I'm just setting, I'm just setting a trap
And I'm not pulling, no
I'm not pulling for you, you're just pulling at me
I'm not a betting man but this is a sure thing
Everything I do is bittersweet
You could tell me secrets that I'll probably repeat
I'm not trying to hurt you, I just love to speak
I guess that's how its gotta be ...
It feels like we're pulling teeth
~ Panic At The Disco! ~ BitterSweet ~
In a moment, time seems to stand still. Your life as you know it is no longer as it seemed. You are not invincible. You are now in crisis mode.
And now you have to share what you’ve been told. You have to break it down to the ones you love. Do you sugar coat it to save them the heart ache, do you pretend all is well so you don’t disappoint them. Do you do as you always do, cry in private with shame and guilt tagging along for company.
You make the decision to tell them and you can see the fracturing happen. Some have questions, lots of questions ... others need solitude, a time to process, to comprehend. But you hope that the support will be there, how can it not, they’ve known you your whole life.
But things are not as they seem ... and those that were there forever are no longer available. Their priorities change, life gets busy, life goes on ... and you just wait for the moment that they are present. Still waiting and I think, who knows, maybe they’ll miss me ...

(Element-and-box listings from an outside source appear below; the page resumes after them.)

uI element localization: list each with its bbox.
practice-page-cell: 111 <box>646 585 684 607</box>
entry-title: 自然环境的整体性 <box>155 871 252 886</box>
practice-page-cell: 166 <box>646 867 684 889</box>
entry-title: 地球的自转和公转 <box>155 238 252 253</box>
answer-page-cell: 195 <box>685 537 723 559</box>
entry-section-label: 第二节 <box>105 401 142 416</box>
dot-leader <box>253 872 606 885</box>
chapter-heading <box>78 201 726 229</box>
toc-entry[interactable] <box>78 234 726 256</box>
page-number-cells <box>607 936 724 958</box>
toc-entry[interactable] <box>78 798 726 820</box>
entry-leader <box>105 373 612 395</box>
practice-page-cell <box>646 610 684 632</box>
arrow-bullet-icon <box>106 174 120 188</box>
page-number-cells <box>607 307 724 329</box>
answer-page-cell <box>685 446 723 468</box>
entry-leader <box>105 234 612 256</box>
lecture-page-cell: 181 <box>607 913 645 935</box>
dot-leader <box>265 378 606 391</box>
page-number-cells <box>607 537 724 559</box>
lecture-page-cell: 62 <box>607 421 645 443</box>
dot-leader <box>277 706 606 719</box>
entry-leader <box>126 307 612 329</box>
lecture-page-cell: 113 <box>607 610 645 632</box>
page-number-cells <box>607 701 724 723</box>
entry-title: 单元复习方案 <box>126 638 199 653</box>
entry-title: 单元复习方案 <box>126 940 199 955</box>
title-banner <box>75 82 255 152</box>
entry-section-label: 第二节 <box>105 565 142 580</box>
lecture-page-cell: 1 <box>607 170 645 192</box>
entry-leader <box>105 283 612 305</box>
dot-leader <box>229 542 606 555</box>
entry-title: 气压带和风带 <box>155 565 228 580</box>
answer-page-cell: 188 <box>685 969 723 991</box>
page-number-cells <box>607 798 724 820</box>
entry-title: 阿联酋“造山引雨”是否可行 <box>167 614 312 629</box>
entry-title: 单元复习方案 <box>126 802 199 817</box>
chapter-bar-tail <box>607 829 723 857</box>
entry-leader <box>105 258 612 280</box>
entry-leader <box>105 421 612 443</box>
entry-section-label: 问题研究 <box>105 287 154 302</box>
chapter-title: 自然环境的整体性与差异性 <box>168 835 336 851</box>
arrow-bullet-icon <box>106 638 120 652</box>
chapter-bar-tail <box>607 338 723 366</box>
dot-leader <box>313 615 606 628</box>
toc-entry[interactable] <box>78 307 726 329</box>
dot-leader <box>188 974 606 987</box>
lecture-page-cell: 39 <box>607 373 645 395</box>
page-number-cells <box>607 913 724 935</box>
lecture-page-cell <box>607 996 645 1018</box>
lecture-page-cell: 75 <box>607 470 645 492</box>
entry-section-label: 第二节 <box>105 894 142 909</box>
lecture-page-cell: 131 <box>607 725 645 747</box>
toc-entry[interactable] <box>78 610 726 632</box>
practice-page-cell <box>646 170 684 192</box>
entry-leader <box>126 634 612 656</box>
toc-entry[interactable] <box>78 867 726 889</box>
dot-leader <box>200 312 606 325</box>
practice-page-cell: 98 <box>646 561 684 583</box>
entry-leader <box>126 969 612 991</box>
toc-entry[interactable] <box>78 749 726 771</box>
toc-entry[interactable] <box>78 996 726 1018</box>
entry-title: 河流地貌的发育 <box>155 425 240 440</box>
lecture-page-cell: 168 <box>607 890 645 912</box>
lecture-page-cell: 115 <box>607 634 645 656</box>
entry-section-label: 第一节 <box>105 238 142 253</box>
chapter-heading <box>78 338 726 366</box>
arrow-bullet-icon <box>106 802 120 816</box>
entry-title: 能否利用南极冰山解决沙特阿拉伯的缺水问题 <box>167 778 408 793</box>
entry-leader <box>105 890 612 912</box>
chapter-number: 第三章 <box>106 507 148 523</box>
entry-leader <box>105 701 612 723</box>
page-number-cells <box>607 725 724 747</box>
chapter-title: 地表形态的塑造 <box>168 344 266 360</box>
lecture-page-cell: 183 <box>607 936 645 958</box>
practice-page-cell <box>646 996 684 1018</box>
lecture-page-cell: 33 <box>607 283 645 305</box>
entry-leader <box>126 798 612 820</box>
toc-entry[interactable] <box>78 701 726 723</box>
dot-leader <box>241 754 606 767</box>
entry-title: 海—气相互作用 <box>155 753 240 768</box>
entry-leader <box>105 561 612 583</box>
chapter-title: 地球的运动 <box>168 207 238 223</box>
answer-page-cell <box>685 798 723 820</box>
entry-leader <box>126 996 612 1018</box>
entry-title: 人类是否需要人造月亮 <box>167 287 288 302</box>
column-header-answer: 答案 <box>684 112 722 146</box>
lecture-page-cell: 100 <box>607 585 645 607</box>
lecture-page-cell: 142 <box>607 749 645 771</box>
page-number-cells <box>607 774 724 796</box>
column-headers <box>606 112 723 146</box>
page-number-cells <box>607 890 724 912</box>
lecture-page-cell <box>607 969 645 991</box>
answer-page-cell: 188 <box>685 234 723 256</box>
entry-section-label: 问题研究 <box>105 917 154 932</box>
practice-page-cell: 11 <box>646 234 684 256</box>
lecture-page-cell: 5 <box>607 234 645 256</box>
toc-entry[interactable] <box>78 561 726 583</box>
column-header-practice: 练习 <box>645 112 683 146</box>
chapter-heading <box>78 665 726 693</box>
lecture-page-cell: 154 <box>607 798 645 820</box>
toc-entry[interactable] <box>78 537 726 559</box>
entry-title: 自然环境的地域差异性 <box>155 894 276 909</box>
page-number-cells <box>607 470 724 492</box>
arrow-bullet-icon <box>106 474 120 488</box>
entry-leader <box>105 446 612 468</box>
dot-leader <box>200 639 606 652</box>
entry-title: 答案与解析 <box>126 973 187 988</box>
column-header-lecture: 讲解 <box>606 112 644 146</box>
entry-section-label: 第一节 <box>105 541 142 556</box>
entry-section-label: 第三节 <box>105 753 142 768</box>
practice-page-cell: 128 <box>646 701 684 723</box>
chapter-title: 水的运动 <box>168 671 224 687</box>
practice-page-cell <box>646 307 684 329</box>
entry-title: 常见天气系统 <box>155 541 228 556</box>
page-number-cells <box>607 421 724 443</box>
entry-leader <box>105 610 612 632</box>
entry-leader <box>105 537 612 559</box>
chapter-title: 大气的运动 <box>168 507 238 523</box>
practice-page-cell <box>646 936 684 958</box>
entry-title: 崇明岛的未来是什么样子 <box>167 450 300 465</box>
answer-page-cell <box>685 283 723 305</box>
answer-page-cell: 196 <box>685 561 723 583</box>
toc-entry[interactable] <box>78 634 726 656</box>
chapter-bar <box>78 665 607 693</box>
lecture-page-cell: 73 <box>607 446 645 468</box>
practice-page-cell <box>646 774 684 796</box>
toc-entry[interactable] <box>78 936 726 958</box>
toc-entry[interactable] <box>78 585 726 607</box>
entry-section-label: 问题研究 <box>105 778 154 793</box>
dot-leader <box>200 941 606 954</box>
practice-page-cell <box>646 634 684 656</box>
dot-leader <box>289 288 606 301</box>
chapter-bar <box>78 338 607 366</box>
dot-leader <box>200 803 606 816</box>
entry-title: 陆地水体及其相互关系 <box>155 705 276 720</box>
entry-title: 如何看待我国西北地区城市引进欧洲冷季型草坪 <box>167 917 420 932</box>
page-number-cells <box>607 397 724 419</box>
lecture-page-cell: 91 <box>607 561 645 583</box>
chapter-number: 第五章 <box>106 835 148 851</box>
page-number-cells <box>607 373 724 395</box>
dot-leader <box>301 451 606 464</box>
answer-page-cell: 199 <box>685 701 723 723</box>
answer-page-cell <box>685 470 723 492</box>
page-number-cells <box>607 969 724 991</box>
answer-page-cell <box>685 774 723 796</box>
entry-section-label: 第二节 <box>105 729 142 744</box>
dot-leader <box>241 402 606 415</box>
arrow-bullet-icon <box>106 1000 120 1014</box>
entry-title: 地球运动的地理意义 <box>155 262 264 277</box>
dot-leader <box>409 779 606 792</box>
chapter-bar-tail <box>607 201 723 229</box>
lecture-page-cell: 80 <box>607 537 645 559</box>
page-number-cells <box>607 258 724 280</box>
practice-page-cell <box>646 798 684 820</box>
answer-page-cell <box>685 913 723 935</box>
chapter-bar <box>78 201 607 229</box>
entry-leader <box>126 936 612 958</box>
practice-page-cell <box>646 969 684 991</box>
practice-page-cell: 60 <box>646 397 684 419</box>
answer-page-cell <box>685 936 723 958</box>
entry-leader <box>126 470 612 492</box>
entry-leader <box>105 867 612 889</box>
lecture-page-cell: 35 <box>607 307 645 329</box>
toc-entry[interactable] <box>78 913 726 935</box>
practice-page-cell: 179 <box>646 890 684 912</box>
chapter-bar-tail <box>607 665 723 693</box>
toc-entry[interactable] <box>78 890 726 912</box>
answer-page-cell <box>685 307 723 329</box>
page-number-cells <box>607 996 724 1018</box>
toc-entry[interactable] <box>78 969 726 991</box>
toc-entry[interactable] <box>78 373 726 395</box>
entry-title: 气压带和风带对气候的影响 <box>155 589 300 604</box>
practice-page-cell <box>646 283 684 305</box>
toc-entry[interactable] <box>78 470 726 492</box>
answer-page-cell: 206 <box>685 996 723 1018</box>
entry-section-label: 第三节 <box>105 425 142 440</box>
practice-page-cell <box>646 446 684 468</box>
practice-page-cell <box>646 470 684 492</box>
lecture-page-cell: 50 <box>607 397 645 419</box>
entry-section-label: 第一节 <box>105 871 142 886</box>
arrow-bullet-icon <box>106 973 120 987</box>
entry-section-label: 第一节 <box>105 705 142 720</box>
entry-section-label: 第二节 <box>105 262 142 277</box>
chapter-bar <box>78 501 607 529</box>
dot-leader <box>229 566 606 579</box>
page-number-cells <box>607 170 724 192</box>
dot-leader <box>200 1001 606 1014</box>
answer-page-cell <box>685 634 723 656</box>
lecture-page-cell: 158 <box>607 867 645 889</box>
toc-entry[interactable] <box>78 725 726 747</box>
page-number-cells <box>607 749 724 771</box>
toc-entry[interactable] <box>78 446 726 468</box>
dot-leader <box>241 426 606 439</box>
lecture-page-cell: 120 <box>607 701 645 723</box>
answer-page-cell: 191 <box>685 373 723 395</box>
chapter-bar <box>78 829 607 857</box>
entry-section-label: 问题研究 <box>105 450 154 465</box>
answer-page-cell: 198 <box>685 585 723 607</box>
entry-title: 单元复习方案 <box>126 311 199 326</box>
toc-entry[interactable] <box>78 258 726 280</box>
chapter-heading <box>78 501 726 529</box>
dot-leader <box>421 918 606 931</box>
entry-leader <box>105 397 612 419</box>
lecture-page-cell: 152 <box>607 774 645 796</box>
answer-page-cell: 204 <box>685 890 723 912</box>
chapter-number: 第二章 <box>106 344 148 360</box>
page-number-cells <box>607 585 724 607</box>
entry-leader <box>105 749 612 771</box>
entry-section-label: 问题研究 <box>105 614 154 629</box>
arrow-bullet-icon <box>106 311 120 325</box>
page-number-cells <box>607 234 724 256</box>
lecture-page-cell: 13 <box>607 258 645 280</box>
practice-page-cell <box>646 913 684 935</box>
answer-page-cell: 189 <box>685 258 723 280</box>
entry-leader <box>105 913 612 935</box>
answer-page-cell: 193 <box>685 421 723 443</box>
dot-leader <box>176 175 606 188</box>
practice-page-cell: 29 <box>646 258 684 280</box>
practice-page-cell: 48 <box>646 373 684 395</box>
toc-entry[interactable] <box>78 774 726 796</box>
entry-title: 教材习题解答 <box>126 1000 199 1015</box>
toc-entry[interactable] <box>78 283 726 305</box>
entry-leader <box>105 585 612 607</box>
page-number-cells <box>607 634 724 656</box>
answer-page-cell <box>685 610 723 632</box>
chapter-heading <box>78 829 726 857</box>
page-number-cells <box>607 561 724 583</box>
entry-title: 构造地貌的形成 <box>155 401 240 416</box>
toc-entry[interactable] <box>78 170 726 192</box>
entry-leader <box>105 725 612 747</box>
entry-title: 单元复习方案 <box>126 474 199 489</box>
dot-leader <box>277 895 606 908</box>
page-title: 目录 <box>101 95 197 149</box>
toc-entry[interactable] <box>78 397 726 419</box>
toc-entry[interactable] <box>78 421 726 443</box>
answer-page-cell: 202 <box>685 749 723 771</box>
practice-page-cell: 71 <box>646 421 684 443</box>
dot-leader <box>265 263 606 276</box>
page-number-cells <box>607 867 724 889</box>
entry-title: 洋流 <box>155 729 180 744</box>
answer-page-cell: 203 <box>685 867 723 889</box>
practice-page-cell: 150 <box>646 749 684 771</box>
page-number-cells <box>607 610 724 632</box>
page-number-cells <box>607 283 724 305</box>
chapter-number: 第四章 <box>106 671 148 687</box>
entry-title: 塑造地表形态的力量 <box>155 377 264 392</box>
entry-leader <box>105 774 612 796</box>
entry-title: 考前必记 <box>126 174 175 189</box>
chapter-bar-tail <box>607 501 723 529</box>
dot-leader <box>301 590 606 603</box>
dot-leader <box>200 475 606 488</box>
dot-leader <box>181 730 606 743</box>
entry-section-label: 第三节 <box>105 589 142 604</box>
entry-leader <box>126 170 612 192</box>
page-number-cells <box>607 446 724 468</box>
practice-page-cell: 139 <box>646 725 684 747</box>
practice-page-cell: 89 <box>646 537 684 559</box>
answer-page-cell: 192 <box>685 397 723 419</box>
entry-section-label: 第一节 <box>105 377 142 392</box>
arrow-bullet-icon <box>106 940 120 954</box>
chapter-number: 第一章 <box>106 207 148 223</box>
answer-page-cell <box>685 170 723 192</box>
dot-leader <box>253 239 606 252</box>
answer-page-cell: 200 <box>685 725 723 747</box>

And it is bittersweet when they are involved, when they are not absent. The four words that make you cringe but you know their intentions are pure ... “how is your health?” ... arggghhh ... beggars can’t be choosers because at least they ask. At least they have a moment when they are considering you. And yet a thought always stays in the back of my mind ...
trust actions not words ...
Don’t be fooled when care is disguised with curiosity. Understanding this all too well, in the past, becoming vulnerable only to be hurt with what was shared. We’ve all been there, so how do you decide? How do you know who to trust?
So you get hurt and you climb back into your shell. And you lick your wounds, you get ready and you put yourself out there again. You crave the human contact, but you wish you could script the conversations. You wish common sense was actually common. But you know you have no control on how things transpire, just how you deal.
You deal, you deal like you always do. You deal to survive. You deal to thrive. And you stop looking outside for affirmation. You realize it doesn’t what they say or don’t say. You realize that what they think of you is none of your business ... and so you breath a little easier, you sleep a little deeper and you know that all is well as it is because it is as it should be.